No, not, not going to answer that one. I’m serious. I’m serious.
What?! I mean, I pour my heart out to you and you’re like, ‘No?’
You know, I wrote a song years and years ago called “Entertaining Angels.” And no one even knew what that lyric was about except for me. And I kind of loved that and I still play that song everywhere I go. And I think if, if I told people what I was thinking, when I wrote it, it may lose, it may diminish the power of what that lyric would have done otherwise. And I feel the same thing with this “Let the river run dry.” It can mean a lot of things to a lot of people. Some things just, we need to come to the end of ourselves at different points, you know? And sometimes we just need to stand really still, like you said, on that sandbar and not move and wait for help to come. And it will. But we’d best to sort of give up the struggle in the moment and just be still. So that’s probably, you know, a nice, safe way of describing what that’s about, but I also like leaving it a little open for other people’s interpretation.
How do you maintain your self without having so much out there that you’re like, ‘I’m so tired of people knowing the inner workings of my heart?’
So true. It is a bit of a balance. You know, that’s why I’m married. She regulates what I say and what I do. Heather, yes. We will have our 25 year wedding anniversary here in a couple of weeks. Like I can’t believe it’s been 25 years.

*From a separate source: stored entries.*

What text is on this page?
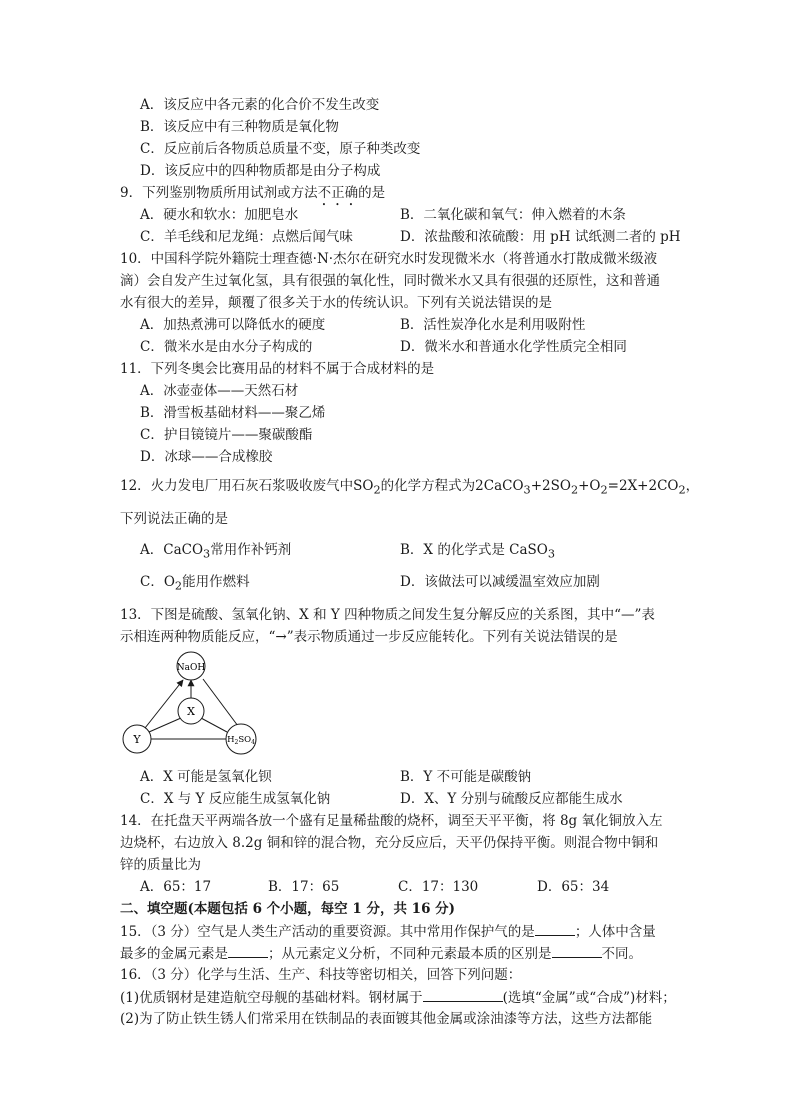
A．该反应中各元素的化合价不发生改变
B．该反应中有三种物质是氧化物
C．反应前后各物质总质量不变，原子种类改变
D．该反应中的四种物质都是由分子构成
9．下列鉴别物质所用试剂或方法不正确的是
A．硬水和软水：加肥皂水	B．二氧化碳和氧气：伸入燃着的木条
C．羊毛线和尼龙绳：点燃后闻气味	D．浓盐酸和浓硫酸：用 pH 试纸测二者的 pH
10．中国科学院外籍院士理查德·N·杰尔在研究水时发现微米水（将普通水打散成微米级液
滴）会自发产生过氧化氢，具有很强的氧化性，同时微米水又具有很强的还原性，这和普通
水有很大的差异，颠覆了很多关于水的传统认识。下列有关说法错误的是
A．加热煮沸可以降低水的硬度	B．活性炭净化水是利用吸附性
C．微米水是由水分子构成的	D．微米水和普通水化学性质完全相同
11．下列冬奥会比赛用品的材料不属于合成材料的是
A．冰壶壶体——天然石材
B．滑雪板基础材料——聚乙烯
C．护目镜镜片——聚碳酸酯
D．冰球——合成橡胶
12．火力发电厂用石灰石浆吸收废气中$SO_2$的化学方程式为$2CaCO_3+2SO_2+O_2=2X+2CO_2$，
下列说法正确的是
A．CaCO$_3$常用作补钙剂	B．X 的化学式是 CaSO$_3$
C．$O_2$能用作燃料	D．该做法可以减缓温室效应加剧
13．下图是硫酸、氢氧化钠、X 和 Y 四种物质之间发生复分解反应的关系图，其中“—”表
示相连两种物质能反应，“→”表示物质通过一步反应能转化。下列有关说法错误的是
NaOH
X
Y	$H_2SO_4$
A．X 可能是氢氧化钡	B．Y 不可能是碳酸钠
C．X 与 Y 反应能生成氢氧化钠	D．X、Y 分别与硫酸反应都能生成水
14．在托盘天平两端各放一个盛有足量稀盐酸的烧杯，调至天平平衡，将 8g 氧化铜放入左
边烧杯，右边放入 8.2g 铜和锌的混合物，充分反应后，天平仍保持平衡。则混合物中铜和
锌的质量比为
A．65：17	B．17：65	C．17：130	D．65：34
二、填空题(本题包括 6 个小题，每空 1 分，共 16 分)
15．（3 分）空气是人类生产活动的重要资源。其中常用作保护气的是	；人体中含量
最多的金属元素是	；从元素定义分析，不同种元素最本质的区别是	不同。
16．（3 分）化学与生活、生产、科技等密切相关，回答下列问题：
(1)优质钢材是建造航空母舰的基础材料。钢材属于	(选填“金属”或“合成”)材料；
(2)为了防止铁生锈人们常采用在铁制品的表面镀其他金属或涂油漆等方法，这些方法都能
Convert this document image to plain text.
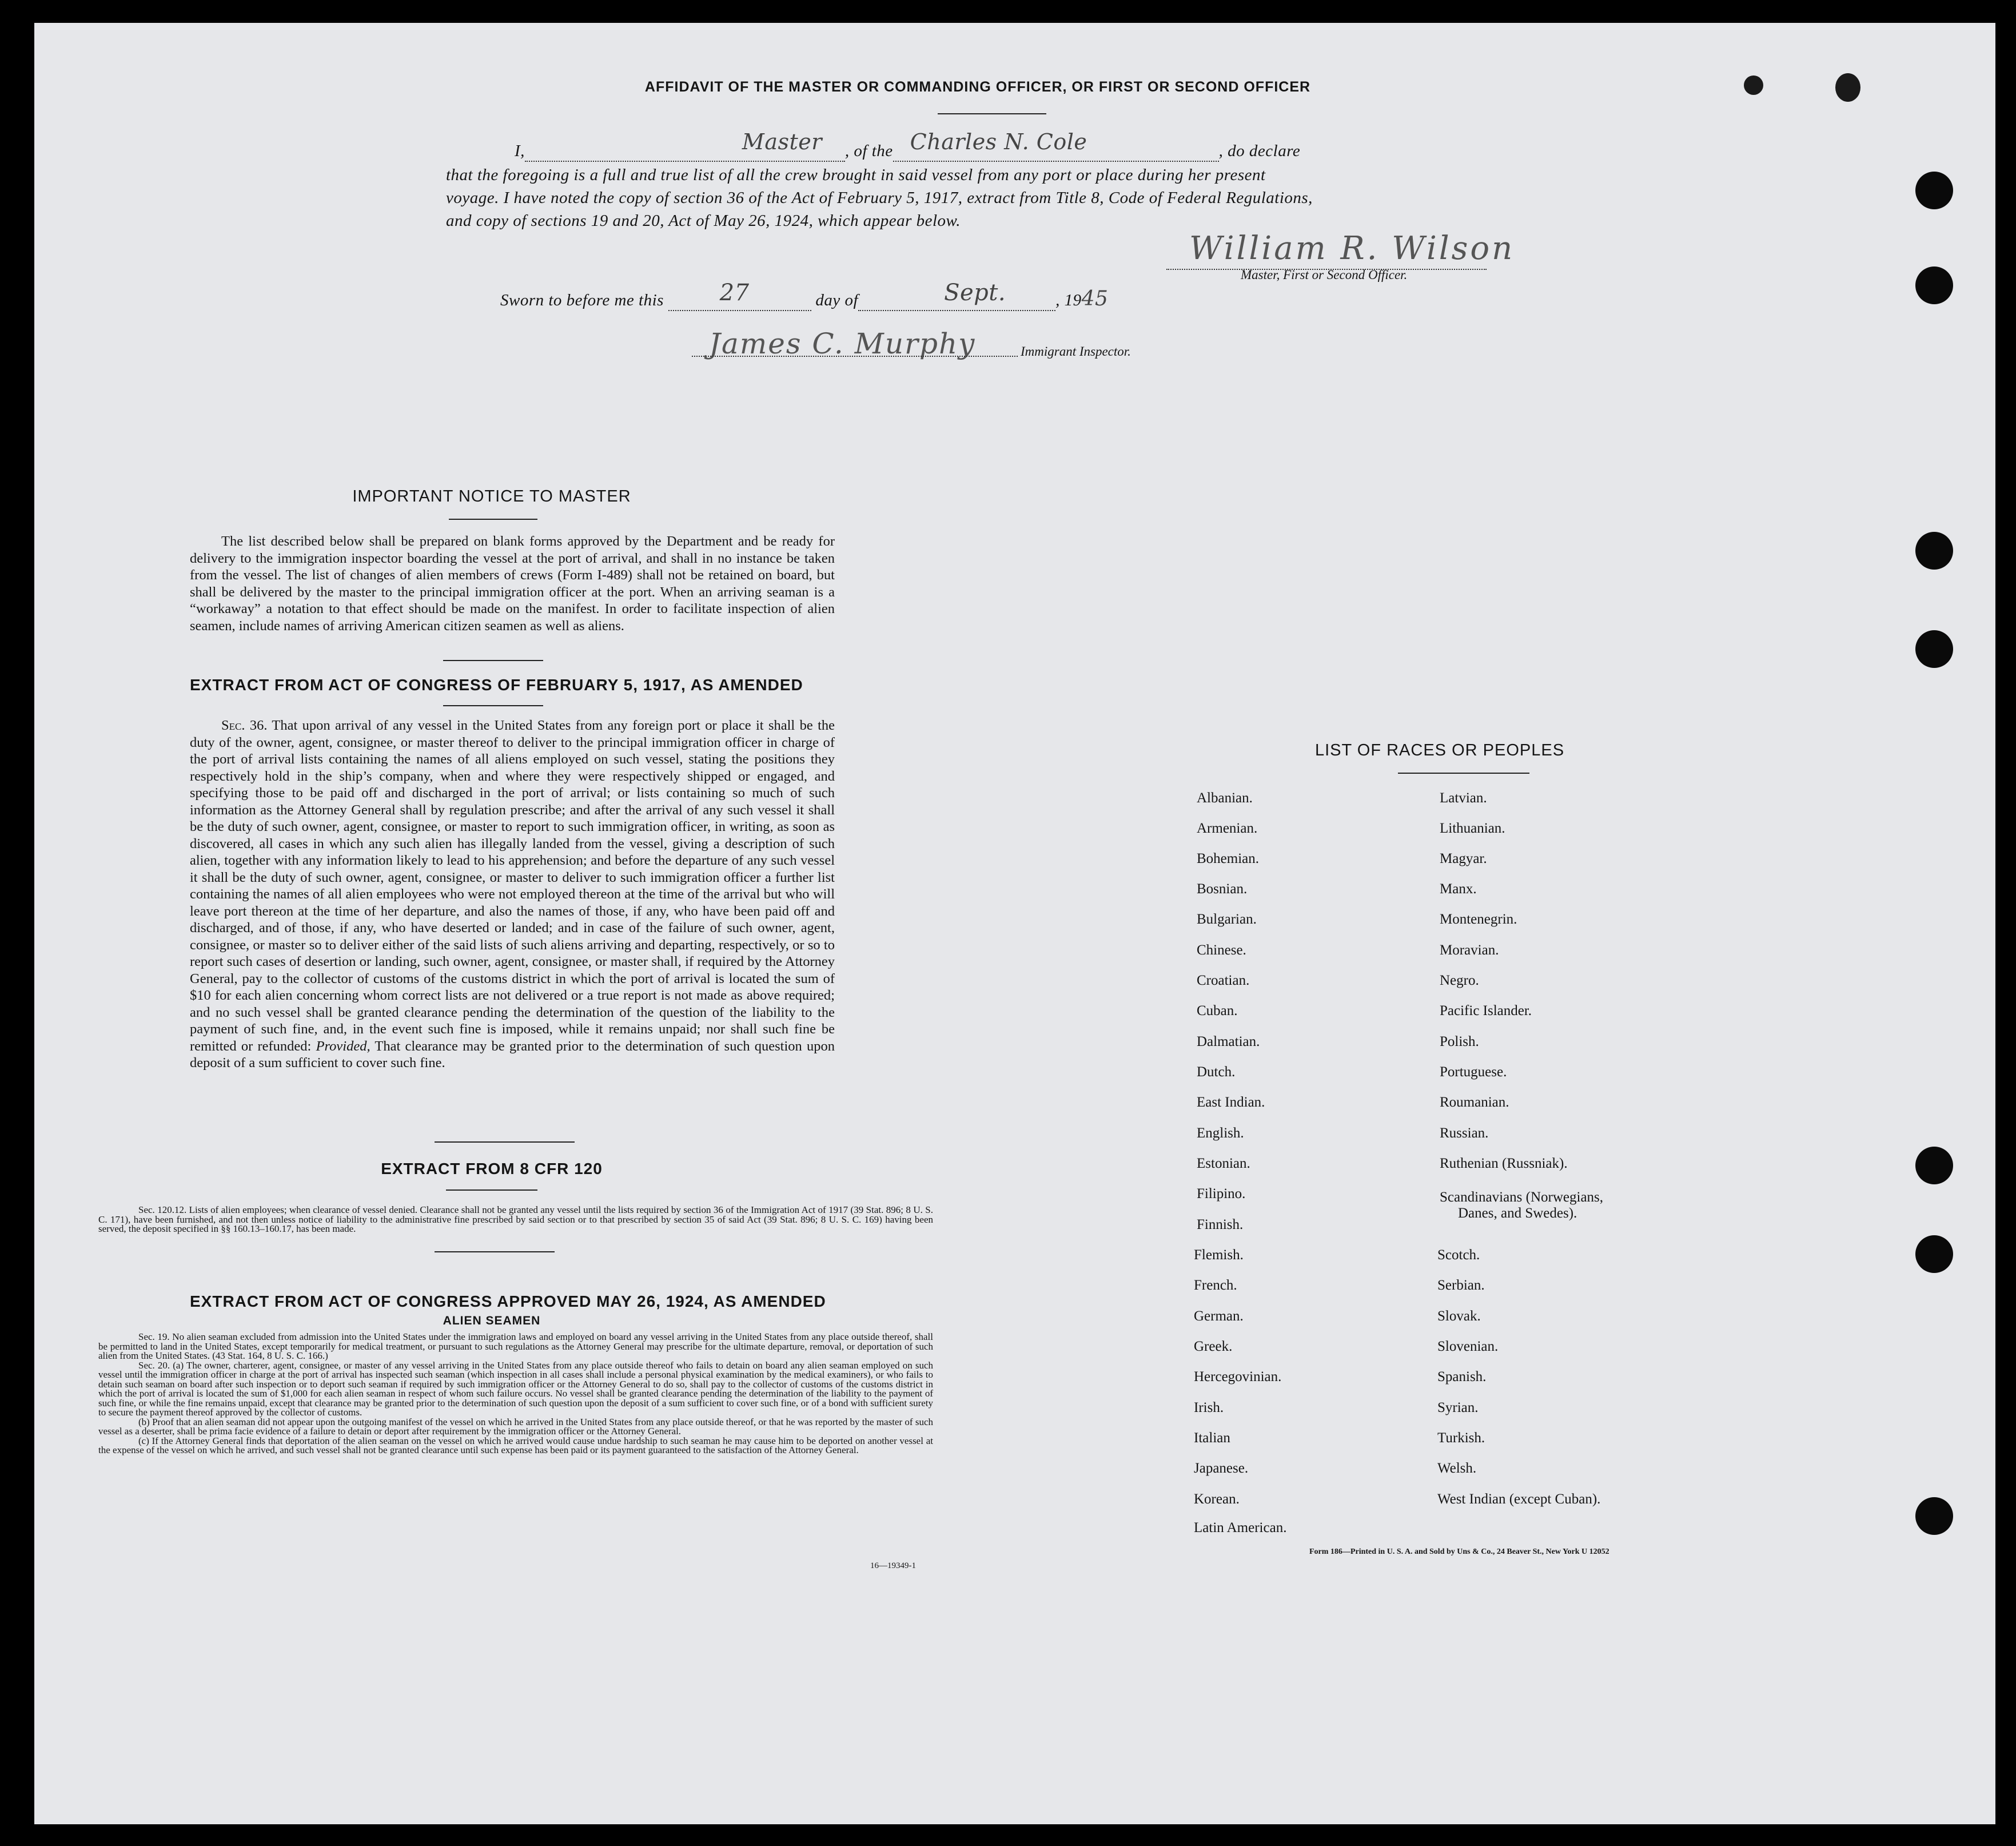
AFFIDAVIT OF THE MASTER OR COMMANDING OFFICER, OR FIRST OR SECOND OFFICER
I,	Master , of the Charles N. Cole	, do declare
that the foregoing is a full and true list of all the crew brought in said vessel from any port or place during her present
voyage. I have noted the copy of section 36 of the Act of February 5, 1917, extract from Title 8, Code of Federal Regulations,
and copy of sections 19 and 20, Act of May 26, 1924, which appear below.
William R. Wilson
Master, First or Second Officer.
Sworn to before me this 27	day of	Sept.	, 1945
James C. Murphy	Immigrant Inspector.
IMPORTANT NOTICE TO MASTER

The list described below shall be prepared on blank forms approved by the Department and be ready for delivery to the immigration inspector boarding the vessel at the port of arrival, and shall in no instance be taken from the vessel. The list of changes of alien members of crews (Form I-489) shall not be retained on board, but shall be delivered by the master to the principal immigration officer at the port. When an arriving seaman is a “workaway” a notation to that effect should be made on the manifest. In order to facilitate inspection of alien seamen, include names of arriving American citizen seamen as well as aliens.

EXTRACT FROM ACT OF CONGRESS OF FEBRUARY 5, 1917, AS AMENDED

Sec. 36. That upon arrival of any vessel in the United States from any foreign port or place it shall be the duty of the owner, agent, consignee, or master thereof to deliver to the principal immigration officer in charge of the port of arrival lists containing the names of all aliens employed on such vessel, stating the positions they respectively hold in the ship’s company, when and where they were respectively shipped or engaged, and specifying those to be paid off and discharged in the port of arrival; or lists containing so much of such information as the Attorney General shall by regulation prescribe; and after the arrival of any such vessel it shall be the duty of such owner, agent, consignee, or master to report to such immigration officer, in writing, as soon as discovered, all cases in which any such alien has illegally landed from the vessel, giving a description of such alien, together with any information likely to lead to his apprehension; and before the departure of any such vessel it shall be the duty of such owner, agent, consignee, or master to deliver to such immigration officer a further list containing the names of all alien employees who were not employed thereon at the time of the arrival but who will leave port thereon at the time of her departure, and also the names of those, if any, who have been paid off and discharged, and of those, if any, who have deserted or landed; and in case of the failure of such owner, agent, consignee, or master so to deliver either of the said lists of such aliens arriving and departing, respectively, or so to report such cases of desertion or landing, such owner, agent, consignee, or master shall, if required by the Attorney General, pay to the collector of customs of the customs district in which the port of arrival is located the sum of $10 for each alien concerning whom correct lists are not delivered or a true report is not made as above required; and no such vessel shall be granted clearance pending the determination of the question of the liability to the payment of such fine, and, in the event such fine is imposed, while it remains unpaid; nor shall such fine be remitted or refunded: Provided, That clearance may be granted prior to the determination of such question upon deposit of a sum sufficient to cover such fine.

EXTRACT FROM 8 CFR 120

Sec. 120.12. Lists of alien employees; when clearance of vessel denied. Clearance shall not be granted any vessel until the lists required by section 36 of the Immigration Act of 1917 (39 Stat. 896; 8 U. S. C. 171), have been furnished, and not then unless notice of liability to the administrative fine prescribed by said section or to that prescribed by section 35 of said Act (39 Stat. 896; 8 U. S. C. 169) having been served, the deposit specified in §§ 160.13–160.17, has been made.

EXTRACT FROM ACT OF CONGRESS APPROVED MAY 26, 1924, AS AMENDED
ALIEN SEAMEN

Sec. 19. No alien seaman excluded from admission into the United States under the immigration laws and employed on board any vessel arriving in the United States from any place outside thereof, shall be permitted to land in the United States, except temporarily for medical treatment, or pursuant to such regulations as the Attorney General may prescribe for the ultimate departure, removal, or deportation of such alien from the United States. (43 Stat. 164, 8 U. S. C. 166.)

Sec. 20. (a) The owner, charterer, agent, consignee, or master of any vessel arriving in the United States from any place outside thereof who fails to detain on board any alien seaman employed on such vessel until the immigration officer in charge at the port of arrival has inspected such seaman (which inspection in all cases shall include a personal physical examination by the medical examiners), or who fails to detain such seaman on board after such inspection or to deport such seaman if required by such immigration officer or the Attorney General to do so, shall pay to the collector of customs of the customs district in which the port of arrival is located the sum of $1,000 for each alien seaman in respect of whom such failure occurs. No vessel shall be granted clearance pending the determination of the liability to the payment of such fine, or while the fine remains unpaid, except that clearance may be granted prior to the determination of such question upon the deposit of a sum sufficient to cover such fine, or of a bond with sufficient surety to secure the payment thereof approved by the collector of customs.

(b) Proof that an alien seaman did not appear upon the outgoing manifest of the vessel on which he arrived in the United States from any place outside thereof, or that he was reported by the master of such vessel as a deserter, shall be prima facie evidence of a failure to detain or deport after requirement by the immigration officer or the Attorney General.

(c) If the Attorney General finds that deportation of the alien seaman on the vessel on which he arrived would cause undue hardship to such seaman he may cause him to be deported on another vessel at the expense of the vessel on which he arrived, and such vessel shall not be granted clearance until such expense has been paid or its payment guaranteed to the satisfaction of the Attorney General.

16—19349-1
LIST OF RACES OR PEOPLES
Albanian.
Armenian.
Bohemian.
Bosnian.
Bulgarian.
Chinese.
Croatian.
Cuban.
Dalmatian.
Dutch.
East Indian.
English.
Estonian.
Filipino.
Finnish.
Flemish.
French.
German.
Greek.
Hercegovinian.
Irish.
Italian
Japanese.
Korean.
Latin American.
Latvian.
Lithuanian.
Magyar.
Manx.
Montenegrin.
Moravian.
Negro.
Pacific Islander.
Polish.
Portuguese.
Roumanian.
Russian.
Ruthenian (Russniak).
Scandinavians (Norwegians,
Danes, and Swedes).
Scotch.
Serbian.
Slovak.
Slovenian.
Spanish.
Syrian.
Turkish.
Welsh.
West Indian (except Cuban).
Form 186—Printed in U. S. A. and Sold by Uns & Co., 24 Beaver St., New York U 12052
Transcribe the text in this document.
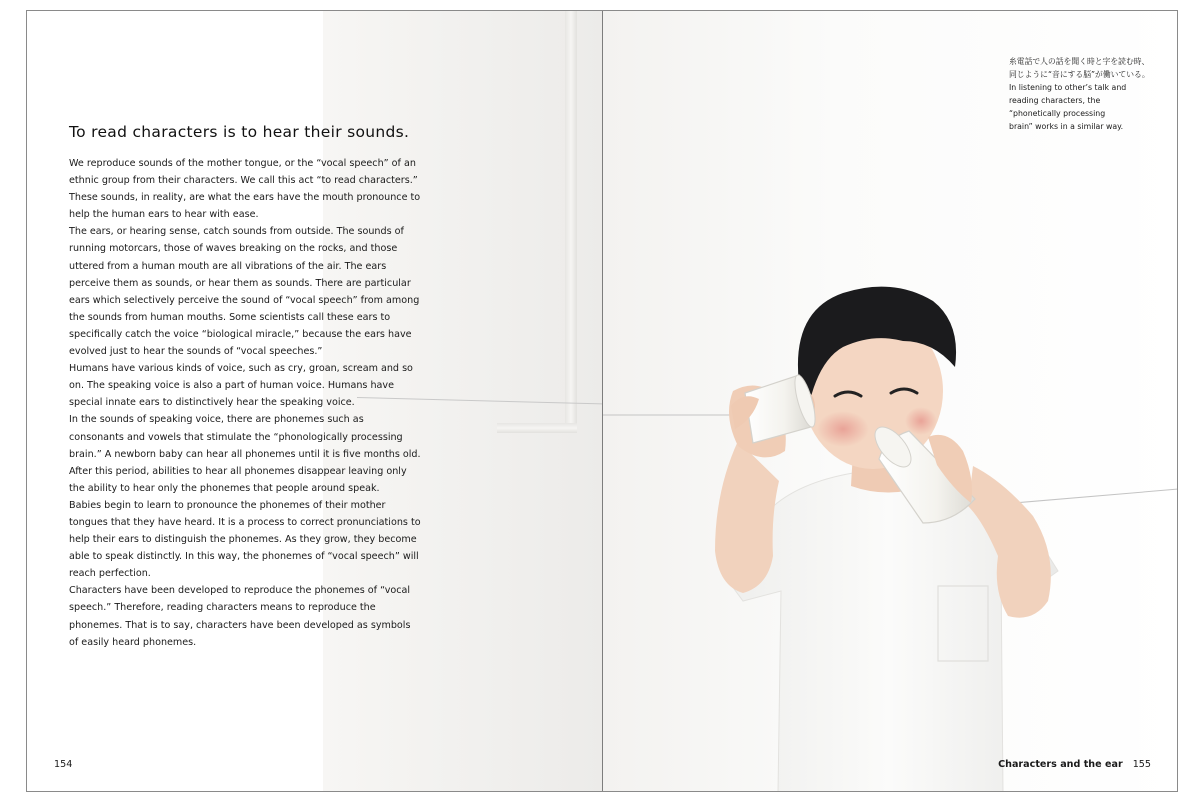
To read characters is to hear their sounds.

We reproduce sounds of the mother tongue, or the “vocal speech” of an ethnic group from their characters. We call this act “to read characters.”

These sounds, in reality, are what the ears have the mouth pronounce to help the human ears to hear with ease.

The ears, or hearing sense, catch sounds from outside. The sounds of running motorcars, those of waves breaking on the rocks, and those uttered from a human mouth are all vibrations of the air. The ears perceive them as sounds, or hear them as sounds. There are particular ears which selectively perceive the sound of “vocal speech” from among the sounds from human mouths. Some scientists call these ears to specifically catch the voice “biological miracle,” because the ears have evolved just to hear the sounds of “vocal speeches.”

Humans have various kinds of voice, such as cry, groan, scream and so on. The speaking voice is also a part of human voice. Humans have special innate ears to distinctively hear the speaking voice.

In the sounds of speaking voice, there are phonemes such as consonants and vowels that stimulate the “phonologically processing brain.” A newborn baby can hear all phonemes until it is five months old. After this period, abilities to hear all phonemes disappear leaving only the ability to hear only the phonemes that people around speak.

Babies begin to learn to pronounce the phonemes of their mother tongues that they have heard. It is a process to correct pronunciations to help their ears to distinguish the phonemes. As they grow, they become able to speak distinctly. In this way, the phonemes of “vocal speech” will reach perfection.

Characters have been developed to reproduce the phonemes of “vocal speech.” Therefore, reading characters means to reproduce the phonemes. That is to say, characters have been developed as symbols of easily heard phonemes.

154

糸電話で人の話を聞く時と字を読む時、

同じように“音にする脳”が働いている。

In listening to other’s talk and

reading characters, the

“phonetically processing

brain” works in a similar way.

Characters and the ear 155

That is wonderful! Now, since New Zealand currently has relaxed guidelines, would you be able to have shows?
Oh yeah. New Zealand has done the most incredible job of eradicating and keeping COVID at bay here. And once we get out of this hotel, I won’t have to wear a mask and I can hug whoever I want. And we will, I’m here to play a concert at Festival One. And you know, life is back to normal here, but they’re watching and guarding the borders very safely, very closely. That’s hence the two weeks of quarantining in the hotel. I’m really excited about this show. Actually, we’re going to film it so hopefully we can bring it back and other people can watch it and it’s going to be me as a solo artist. And so I’m going to go back over, starting with “God is Watching Over You” and then dipping my toe into some of the Newsboys waters and some Zeeland stuff and the new stuff.
I’ll definitely keep an eye on that to see if we can share that with our readers and listeners here. I think I’ve reached the end of my list of questions and my thoughts. Is there anything that you wanted to mention that I totally missed?
Well, hopefully you’re picking up on this project and the themes of, of unity and of healing and of desire for our faith community to be seen as people of kindness. That’s what I really it’s really been on my heart. And it’s really saddening me that I’m seeing a lot of people shaking fists, but as opposed to opening their hands and, and and saying, Hey, we may see this, see these issues that are surrounding us through different lenses, but we’re here to say, you know, we love you and
I just hope that the theme of the desire for us as people of faith to be seen and heard as people of kindness people with open hands as opposed to clenched fists would come through in this music.